I've found a few books that deal with the subject of hoarding:  'Stuff', by Randy Frost and Gail Stekelee, and 'Dirty Secret', by Jessie Sholl.  Both are very informative, but leave the reader feeling a bit uncomfortable, which, I suspect, is the aim.

And so it is with the new novel, 'Objects of My Affection', by Jill Smolinski.  However, I didn't feel uncomfortable about the hoarding itself; it was the way the characters dealt with their personal problems.  One builds a 'wall' of objects; the other gets rid of her own objects in order to justify her choices.  The novel is quite engaging and humorous, yet the hoarding obsession lingers in your mind...and that is what drives the story.

Lucy Bloom has sacrificed everything for her drug-addicted son; she has lost the man she loves, and she sells her home in order to send her son to rehab.  The author of a book about home organizing, Lucy is offered a job to help declutter the home of famous artist, Marva Meier Rios.  Although it is Marva's son, Will, who hires Lucy, it is Marva who wants the job done...on a deadline.  Lucy rolls up her sleeves and dives in to rid the home of the clutter, but she finds that her greatest challenge is dealing with Marva, a formidable woman who has a strong attachment to most of the objects and finds it hard to let go of them.  Lucy soon learns that in order to stand up to Marva, she must find her backbone, and in the process, stand up to not only her son, but her own mistakes.

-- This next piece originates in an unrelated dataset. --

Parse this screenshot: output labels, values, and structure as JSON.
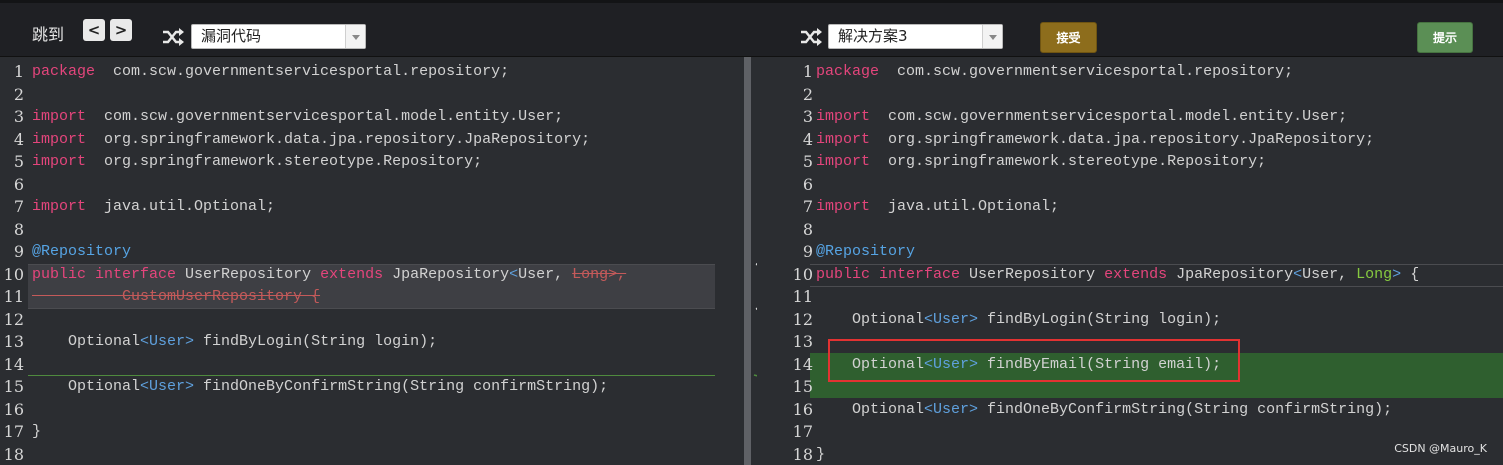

While some people would write this novel off as 'Chick Lit', I found it very appealing and eye-opening.  I loved the chemistry between Lucy and Marva.  Of course, there's Nico, the physical laborer who provides great sexual tension, but it is Daniel, Lucy's ex-boyfriend, who seems so real.  He tried to make Lucy see the truth, but was pushed away, instead.

We all sacrifice something; either for our children, our friends, our families.  But, first and foremost, we need to think about ourselves and what is best for our lives.  Once we remove the clutter and gain the strength to face our fears, we can see what's really important.